Bullets fans left dry by wet court

THE BALTIMORE SUN

LANDOVER -- At a time when the Washington Bullets and the Phoenix Suns should have been well into the third quarter of last night's scheduled game at the USAir Arena, Charles Barkley was in front of his locker feigning disgust.

"It should have been called a half-hour sooner," Barkley said. "I'd have a six-pack in my system by now."

A funny guy, that Barkley, making light of the situation when the game between the Bullets and the Suns was postponed after a 90-minute delay because of condensation on the arena court.

A makeup date was not immediately announced.

The moisture was the result of yesterday's unusually high

temperatures and the ice beneath the basketball court. The ice was put down on Sunday for an ice show scheduled for Saturday. With the mild temperatures, condensation resulted.

The court was constantly wiped as the sellout crowd of 18,756 waited. But a joint decision by the league, the officials and the Bullets led to the game being called just after 9 p.m.

"These guys are special, special athletes," Bullets coach Jim Lynam said. "I remember watching a preseason game at The Forum [in Inglewood, Calif.] when, unfortunately, they tried to play it. Walter Davis ended his career."

Davis tore ligaments in his knee when he slipped on the wet court that night in 1984.

It was the first postponement in the NBA since Jan. 17, 1994, when a game between the Lakers and the Sacramento Kings was postponed because of an earthquake in the Los Angeles area.
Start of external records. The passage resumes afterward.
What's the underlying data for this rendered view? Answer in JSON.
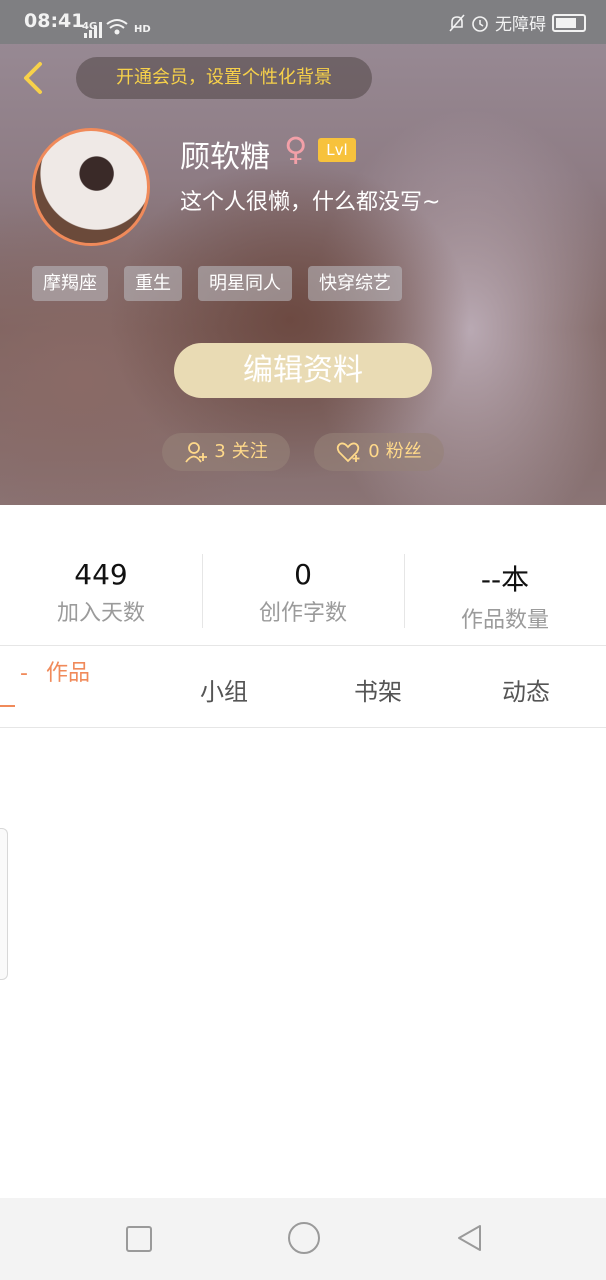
{
  "status_bar": {
    "time": "08:41",
    "network": "4G",
    "hd": "HD",
    "accessibility": "无障碍"
  },
  "header": {
    "vip_prompt": "开通会员，设置个性化背景",
    "username": "顾软糖",
    "level": "Lvl",
    "bio": "这个人很懒，什么都没写~",
    "tags": [
      "摩羯座",
      "重生",
      "明星同人",
      "快穿综艺"
    ],
    "edit_button": "编辑资料",
    "following": {
      "count": "3",
      "label": "关注"
    },
    "fans": {
      "count": "0",
      "label": "粉丝"
    }
  },
  "stats": [
    {
      "value": "449",
      "label": "加入天数"
    },
    {
      "value": "0",
      "label": "创作字数"
    },
    {
      "value": "--本",
      "label": "作品数量"
    }
  ],
  "tabs": {
    "works": "作品",
    "groups": "小组",
    "bookshelf": "书架",
    "activity": "动态"
  },
  "colors": {
    "accent_orange": "#f08a5a",
    "vip_yellow": "#f7d14a",
    "edit_button_bg": "#e9dbb4",
    "level_badge": "#f7c23c"
  }
}
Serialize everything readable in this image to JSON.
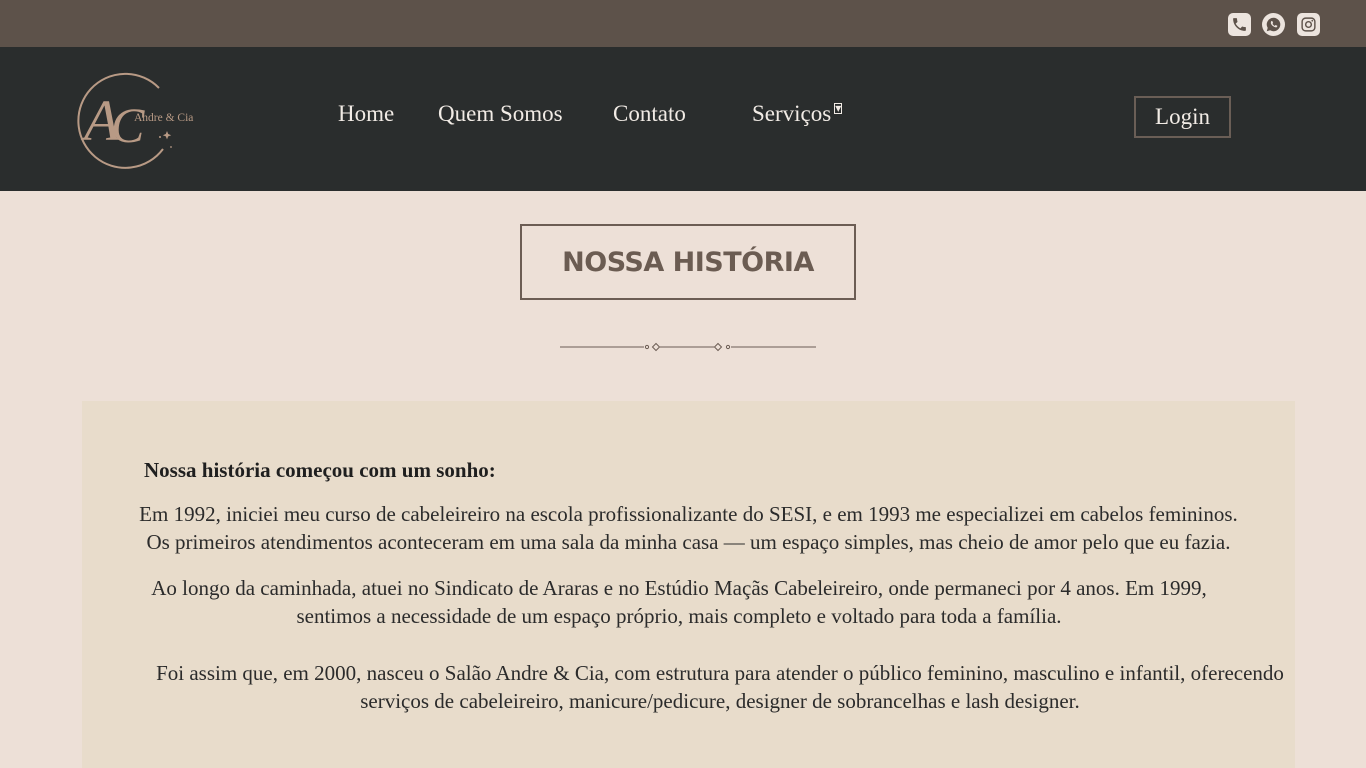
{
  "topbar": {
    "icons": [
      "phone-icon",
      "whatsapp-icon",
      "instagram-icon"
    ],
    "background": "#5d524a"
  },
  "header": {
    "logo": {
      "monogram": "AC",
      "name": "Andre & Cia"
    },
    "nav": {
      "home": "Home",
      "quem_somos": "Quem Somos",
      "contato": "Contato",
      "servicos": "Serviços"
    },
    "login": "Login",
    "background": "#2a2d2d"
  },
  "main": {
    "title": "NOSSA HISTÓRIA",
    "story_heading": "Nossa história começou com um sonho:",
    "paragraph1": [
      "Em 1992, iniciei meu curso de cabeleireiro na escola profissionalizante do SESI, e em 1993 me especializei em cabelos femininos.",
      "Os primeiros atendimentos aconteceram em uma sala da minha casa — um espaço simples, mas cheio de amor pelo que eu fazia."
    ],
    "paragraph2": [
      "Ao longo da caminhada, atuei no Sindicato de Araras e no Estúdio Maçãs Cabeleireiro, onde permaneci por 4 anos. Em 1999,",
      "sentimos a necessidade de um espaço próprio, mais completo e voltado para toda a família."
    ],
    "paragraph3": [
      "Foi assim que, em 2000, nasceu o Salão Andre & Cia, com estrutura para atender o público feminino, masculino e infantil, oferecendo",
      "serviços de cabeleireiro, manicure/pedicure, designer de sobrancelhas e lash designer."
    ]
  },
  "colors": {
    "page_background": "#ede0d7",
    "card_background": "#e8dccb",
    "title_color": "#6b5c52",
    "logo_accent": "#b89a85"
  }
}
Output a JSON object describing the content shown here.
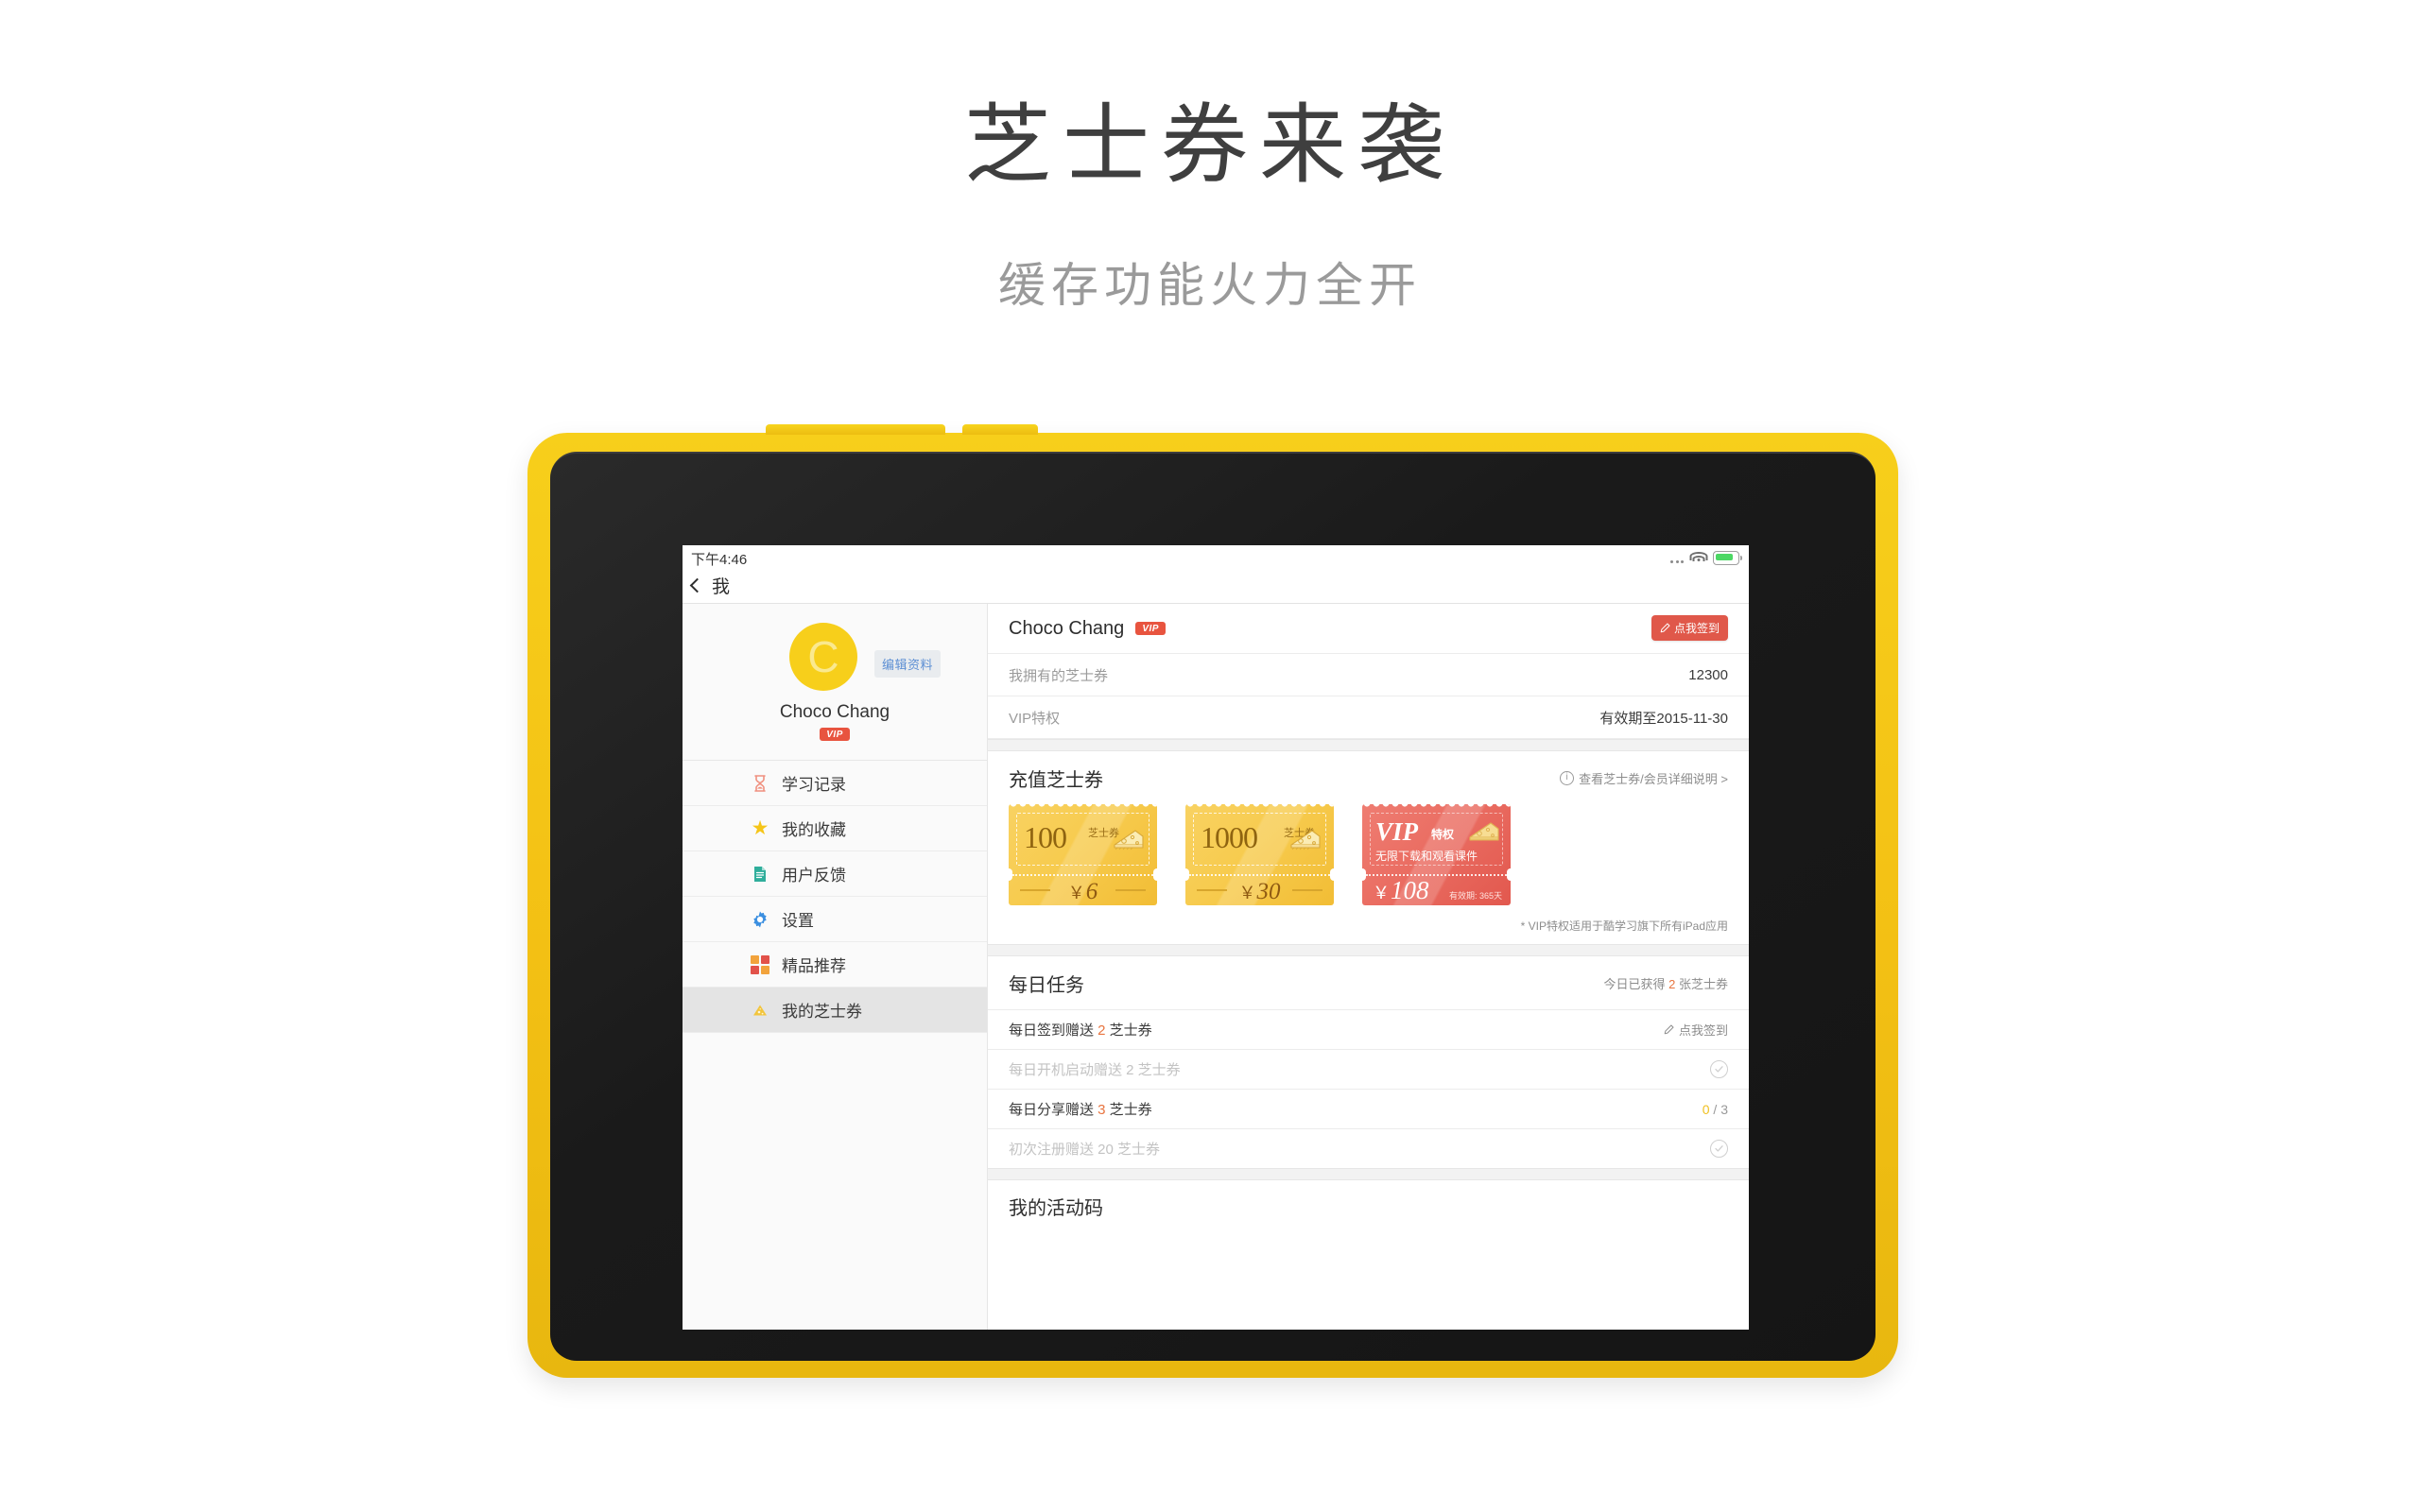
{
  "promo": {
    "title": "芝士券来袭",
    "subtitle": "缓存功能火力全开"
  },
  "statusbar": {
    "time": "下午4:46"
  },
  "navbar": {
    "title": "我"
  },
  "sidebar": {
    "profile": {
      "avatar_letter": "C",
      "edit_label": "编辑资料",
      "name": "Choco Chang",
      "vip_label": "VIP"
    },
    "items": [
      {
        "label": "学习记录",
        "icon": "hourglass-icon"
      },
      {
        "label": "我的收藏",
        "icon": "star-icon"
      },
      {
        "label": "用户反馈",
        "icon": "document-icon"
      },
      {
        "label": "设置",
        "icon": "gear-icon"
      },
      {
        "label": "精品推荐",
        "icon": "grid-icon"
      },
      {
        "label": "我的芝士券",
        "icon": "cheese-icon"
      }
    ]
  },
  "account": {
    "name": "Choco Chang",
    "vip_label": "VIP",
    "signin_label": "点我签到",
    "rows": [
      {
        "key": "我拥有的芝士券",
        "value": "12300"
      },
      {
        "key": "VIP特权",
        "value": "有效期至2015-11-30"
      }
    ]
  },
  "recharge": {
    "title": "充值芝士券",
    "detail_link": "查看芝士券/会员详细说明 >",
    "note": "* VIP特权适用于酷学习旗下所有iPad应用",
    "coupons": [
      {
        "amount": "100",
        "unit": "芝士券",
        "currency": "￥",
        "price": "6"
      },
      {
        "amount": "1000",
        "unit": "芝士券",
        "currency": "￥",
        "price": "30"
      }
    ],
    "vip_coupon": {
      "title": "VIP",
      "subtitle": "特权",
      "desc": "无限下载和观看课件",
      "currency": "￥",
      "price": "108",
      "valid": "有效期: 365天"
    }
  },
  "daily": {
    "title": "每日任务",
    "earned_prefix": "今日已获得 ",
    "earned_count": "2",
    "earned_suffix": " 张芝士券",
    "tasks": [
      {
        "prefix": "每日签到赠送 ",
        "count": "2",
        "suffix": " 芝士券",
        "action": "点我签到",
        "state": "action",
        "dim": false
      },
      {
        "prefix": "每日开机启动赠送 ",
        "count": "2",
        "suffix": " 芝士券",
        "action": "",
        "state": "done",
        "dim": true
      },
      {
        "prefix": "每日分享赠送 ",
        "count": "3",
        "suffix": " 芝士券",
        "action": "",
        "state": "progress",
        "progress_current": "0",
        "progress_total": " / 3",
        "dim": false
      },
      {
        "prefix": "初次注册赠送 ",
        "count": "20",
        "suffix": " 芝士券",
        "action": "",
        "state": "done",
        "dim": true
      }
    ]
  },
  "activity": {
    "title": "我的活动码"
  },
  "colors": {
    "brand_yellow": "#f5c518",
    "vip_red": "#e8543f",
    "accent_orange": "#e8743f",
    "link_blue": "#5d8fd4"
  }
}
Washington's last postponement was on March 13, 1993, when a snowstorm forced the rescheduling of a game against the Cleveland Cavaliers at the Baltimore Arena.

Phoenix's last postponement was on Jan. 17, 1989, the result of the riots in Miami. That game against the Heat was replayed on March 13.

When the announcement was finally made last night, the fans, who had grown impatient, booed loudly.

"No matter how we tried to clear it up, the moisture reappered in three or four minutes," lead official Paul Mihalik said. "The conditions as they are, it's just unsafe. There's no way that we will jeopardize the safety of any player out there, of the referees. It's just too unsafe."

That was echoed by the players, who spent much of the delay shooting jumpers, joking on the bench or in the team locker rooms.

"They told us when we got here there were bad conditions," Bullets forward Don MacLean said. "There were slick spots. You just never know. A guy can rip his knee up on this stuff."

Rex Chapman, who jokingly announced, "I didn't miss a shot tonight," as he left the locker room, said had the game been played it would not have been entertaining.

"You could have just messed around out there and played," Chapman said. "But you couldn't cut at all."

Mitchell Butler agreed.

"It was pretty slippery, and we definitely didn't want to take any chances of anybody getting hurt," Butler said. "You had a lot of marquee players, and you would have hated for something silly to happen just because you wanted to satisfy the fans."

A similar problem arose before the Jan. 29 game last season, forcing a 45-minute delay against Orlando.

"There seems to be a film on the floor this time that we didn't have last time," said Bullets president Susan O'Malley. She spoke with Rod Thorn, the NBA vice president of operations, and Matt Winick, the league vice president of scheduling and game operations, before making the final announcement.

Both teams are off today, but there's a game scheduled at USAir Arena tonight between Georgetown and Providence. The rescheduled date for the Bullets-Suns game may be announced as soon as tomorrow.

Fans can use their ticket stubs from last night to attend the rescheduled game, or may exchange their stubs to attend either the following games: March 11 against the New Jersey Nets, or March 14, against the Chicago Bulls.